Frazer Nash BMW 328

Again we present a brand of which many readers probably have never heard before here on Secret Classics: Frazer Nash. Founded around 1924, Frazer Nash was already Archibald ‘Archie’ Goodman Frazer Nash’s second car company. His previous brand G.N. (Godfrey Nash), which produced cyclecars and sporty small cars with two seats, had to be closed shortly before. Frazer Nash initially continued the production of the G.N. vehicles with only minor changes before Archie sold all shares to the Adlington brothers in 1926. They shortened the brand name to the initialy and placed the first letter of their family name in front. Under the corresponding abbreviation AFN, numerous two-seater sports cars were produced, which in the classic British style of the time actually consisted of nothing more than chassis, engine, seats and a rudimentary small bodywork. The engines were purchased from Anzani, Meadows, Cough, Blackburn or Plus-Power. In 1934 a cooperation agreement was concluded with BMW, which made Frazer Nash the general importer of these German vehicles for the British market and at the same time allowed them to sell the cars under their own brand name as ‘Frazer Nash BMW’.

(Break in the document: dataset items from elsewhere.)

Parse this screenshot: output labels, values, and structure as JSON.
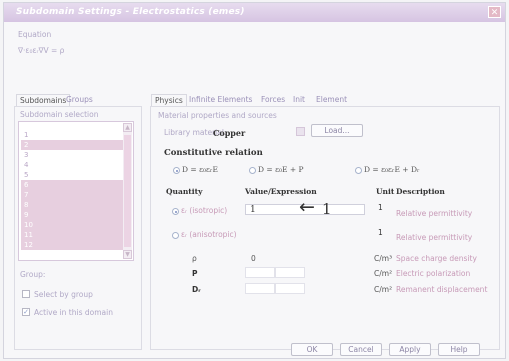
{
  "window": {
    "title": "Subdomain Settings - Electrostatics (emes)"
  },
  "equation": {
    "label": "Equation",
    "text": "∇·ε₀εᵣ∇V = ρ"
  },
  "left": {
    "tabs": [
      "Subdomains",
      "Groups"
    ],
    "selection_label": "Subdomain selection",
    "items": [
      "1",
      "2",
      "3",
      "4",
      "5",
      "6",
      "7",
      "8",
      "9",
      "10",
      "11",
      "12"
    ],
    "group_label": "Group:",
    "select_by_group": "Select by group",
    "active_in_domain": "Active in this domain"
  },
  "tabs": [
    "Physics",
    "Infinite Elements",
    "Forces",
    "Init",
    "Element"
  ],
  "material": {
    "group_label": "Material properties and sources",
    "library_label": "Library material:",
    "library_value": "Copper",
    "load_button": "Load..."
  },
  "constitutive": {
    "title": "Constitutive relation",
    "options": [
      "D = ε₀εᵣE",
      "D = ε₀E + P",
      "D = ε₀εᵣE + Dᵣ"
    ]
  },
  "table": {
    "headers": [
      "Quantity",
      "Value/Expression",
      "Unit",
      "Description"
    ],
    "rows": [
      {
        "quantity": "εᵣ (isotropic)",
        "value": "1",
        "unit": "1",
        "desc": "Relative permittivity"
      },
      {
        "quantity": "εᵣ (anisotropic)",
        "value": "",
        "unit": "1",
        "desc": "Relative permittivity"
      },
      {
        "quantity": "ρ",
        "value": "0",
        "unit": "C/m³",
        "desc": "Space charge density"
      },
      {
        "quantity": "P",
        "value": "",
        "unit": "C/m²",
        "desc": "Electric polarization"
      },
      {
        "quantity": "Dᵣ",
        "value": "",
        "unit": "C/m²",
        "desc": "Remanent displacement"
      }
    ]
  },
  "annotation": {
    "arrow": "←",
    "number": "1"
  },
  "buttons": {
    "ok": "OK",
    "cancel": "Cancel",
    "apply": "Apply",
    "help": "Help"
  },
  "colors": {
    "title_bar": "#d6c4e2",
    "selection": "#e7cfdf"
  }
}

At this point, we interrupt the history lesson and insert the car, which is the main issue of this article. It is a Frazer Nash BMW 328 manufactured in 1937. With the 328, BMW brought a new sports car to the Eifel Rennen at the Nürburgring on 14 June 1936, which was to collect various race victories worldwide in the following years. It was the top-of-the-line model of the 300-series, which mainly consisted of the sedan 319 and the touring car 321 (two-door) and 326 (four-door), but also included the touring sports car 327 and the convertible 329. Later, also the 335 followed. In contrast to post-war period, these numbers didn’t have much to do with cubic capacity or performance, but were pure model series designations. The 328 as a two-seater roadster was aimed at sports car enthusiasts and racing drivers. Under its hood sits a two-liter inline six-cylinder engine with 80 hp, which was more than sufficient for the time. The Frazer Nash BMW 328 shown by us received the British license plates GML185 and was nicknamed ‘Zoe’ by its first owner.

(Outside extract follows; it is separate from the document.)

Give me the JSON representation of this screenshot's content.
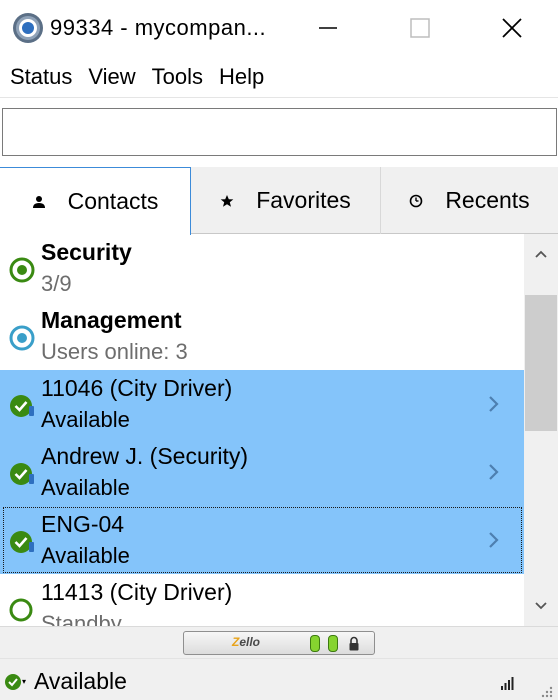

For many years ‘Zoe’ served as a daily driver, whereby the first owner also undertook long vacation trips to Scotland and continental Europe with the open sports car after World War 2. In 1950 the only change of ownership of this car took place, which  was followed by a longer trip to France. There the new owner visited the 24 Hours of Le Mans and the French Grand Prix in Reims with the 328. Afterwards he used it in various hillclimb events all over the UK. Since 1985 the Frazer Nash was stored in a well dehumidified and air-conditioned hall and was recently completely dismantled and refurbished by the restoration experts at Thornley Kelham. In 2017 the freshly restored car won the ‘Best of Show’ award at the London City Concours. Now it is for sale through the classic car dealer Trofeo Cars. The car documents contain invoices dating back to the 1950s and the complete documentation of the restoration.

A brief return to the brand history of Frazer Nash. After World War 2, the abbreviation AFN disappeared and they used the full name Frazer Nash again and started to build independent sports cars based on the construction sketches and plans of the BMW 328. They worked closely together with Bristol, who also produced comparable vehicles on the BMW base and developed the six-cylinder engine further with good success. Frazer Nash also produced sports cars converted into single-seaters and their own monopostis for racing car events up to Formula 1. The gates were closed in 1957 after the regulations in formula racing made it increasingly unattractive for small brands to develop vehicles and the pre-war construction of their sports cars was no longer competitive. Kampkong Holding owns the brand name and rights since 2007 and is planning a comeback in the field of high-performance electric vehicles together with the Bristol brand, which they also acquired. However, we don’t know exactly when the first results of these plans will be presented.